COLUMBUS, Ohio — Since the 1960s, the Ohio State Highway Patrol has been using aircraft to help police on the ground catch up to speeders and aggressive drivers on the road. The technology hasn't changed much in that time, but upgrades are on the way.
To date, a Highway Patrol pilot has relied on a decades-old, tried-and-true system of stopwatches and markings on the ground to track the speed of drivers on the ground thousands of feet below them. When a target vehicle passes a marking, the pilot starts the clock.
The next marking is exactly 1/4 of a mile from the first. The clock is stopped when the target vehicle reaches that point.
"Doing that process, you can obtain an elapsed time or an average speed for that vehicle," Staff Lt. Justin Cromer, Aviation Section Commander for the Highway Patrol, explained. "You're tracking them over longer distances and you're obtaining average speeds as opposed to instantaneous speeds."
If the target vehicle is driving aggressively, or over the speed limit, the pilot radios to officers waiting on the ground, who conduct a traffic stop and alert drivers their speed was tracked by an aircraft. The process works, but it's time for an upgrade.
The fleet of 16 aircraft in the aviation section will be outfitted with new vehicle speed measurement systems — VSMs, for short — designed to make enforcement from above easier. They use a combination of cameras, GPS, and mapping software to "lock on" to vehicles and calculate speed. The flight crew is also expanded to include a tactical flight officer who works in conjunction with the pilot.
The system is still in the testing phase, but a reporter at WKYC in Cleveland was allowed to fly with the flight crew in Columbus to see it in action. During the mission, troopers targeted a section of Interstate 270 near Hilliard.
In less than an hour, 10 drivers were cited for aggressive speeds, some topping 100 miles per hour. For pilots in the sky, spotting the most aggressive drivers is easier than it would be for officers stationed on the side of the road.
"Airspeed enforcement is basically just looking at what the prevailing traffic is doing — how fast that one specific vehicle is moving — as a trend to all the other vehicles," Sgt. Christopher Hasty, who was flying the plane on this particular day, said. He then commented on a particular driver, "I can tell by the way that he's approaching all the other traffic around him that he's got a pretty good speed on the vehicle."
Using the new VSM, the flight crew still tracks the target vehicle over a period of time before alerting officers on the ground. In most cases, a driver's speed is checked miles before a traffic stop is initiated.
"I've got him in that quarter," Hasty calmly remarked on the radio, right there at 91 miles per hour."
Hasty's partner on this mission, Trooper Jeffrey Evans, would often assist by providing additional details he could see on using the high-powered camera system, including the specific make and model of the car officers would need to follow.
"It's a lot easier, it's a lot safer, and it's a lot more effective," Cromer said. "We can do much more from the air with two people on board the aircraft than what two officers on the ground can do."
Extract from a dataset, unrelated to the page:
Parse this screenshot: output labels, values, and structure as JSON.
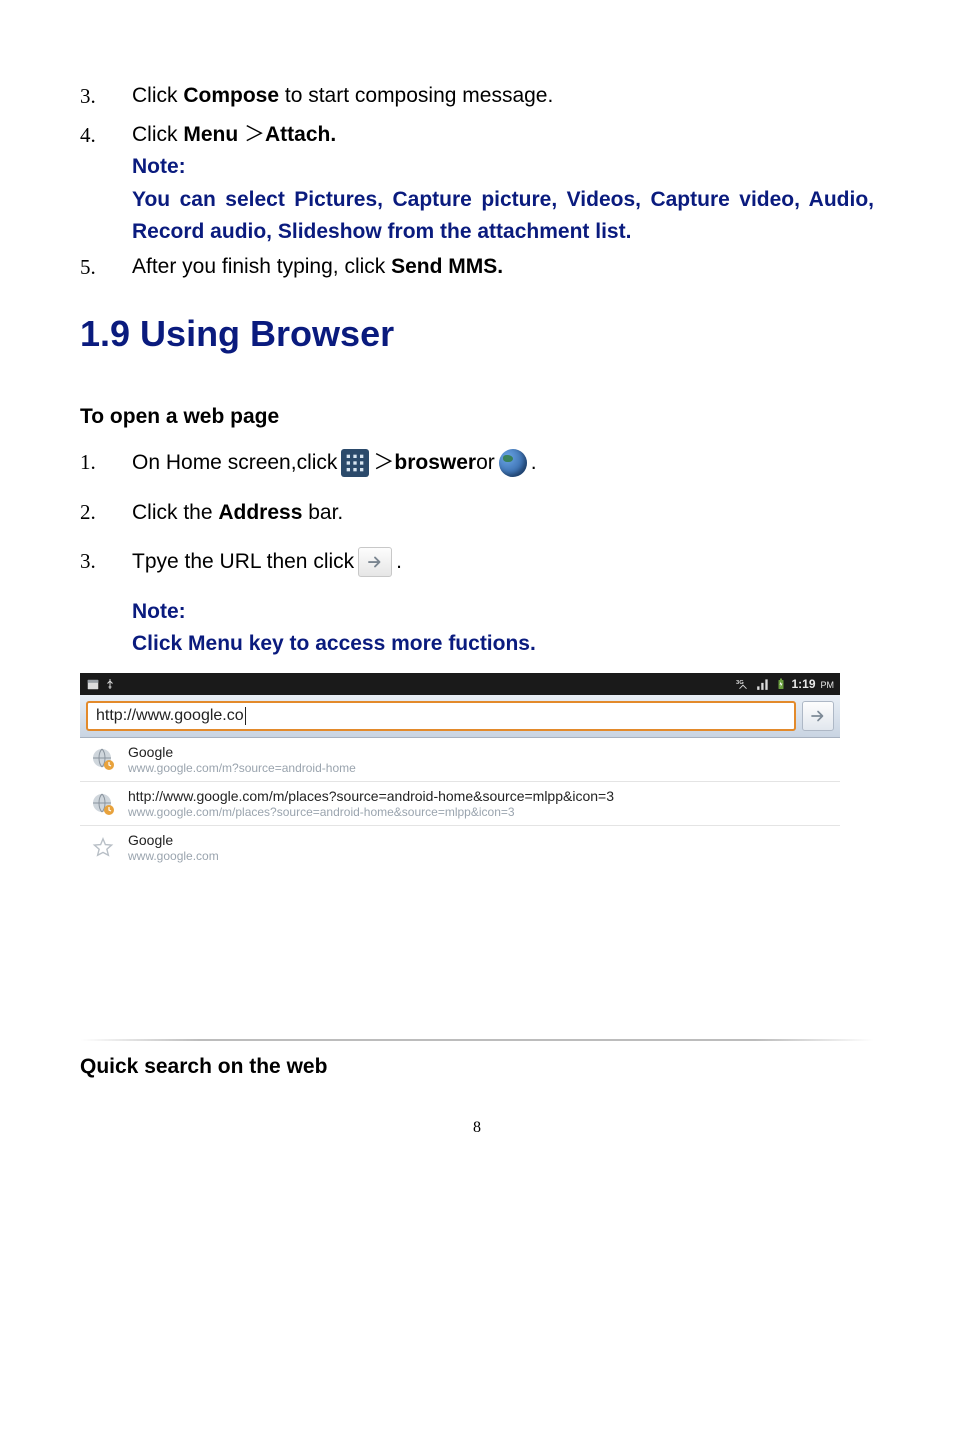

In testing, the system had proven itself worthwhile, but there's also an approval process troopers must seek in the legal system before it can be used to prosecute violators.
"There is a court process that needs to be gone through to gain court acceptance of the procedure," Cromer explained, "so we need to do that step-by-step."
The system was first approved for use in Fairfield County and the process must be repeated in all of Ohio's 87 remaining counties before it can be used statewide.
“We started in Fairfield county last summer," Cromer said. "We took up their prosecutor's office and gave their judges a display of what it was. We received the approval there, we started working in that county, and then from there, we slowly stepped out to other counties."
Cromer says he hopes to have the system up and running in Greater Cleveland and Akron along with other metro areas around the state by the end of the year.
"Everybody's angry about tailgaters and aggressive drivers," Cromer says of the importance of the aviation unit. "This is the most effective way of capturing aggressive drivers."
So for drivers who are used to putting the pedal to the metal, you’ve been warned: Just because you don't see troopers as you're speeding down the highway, doesn't mean they don't see you.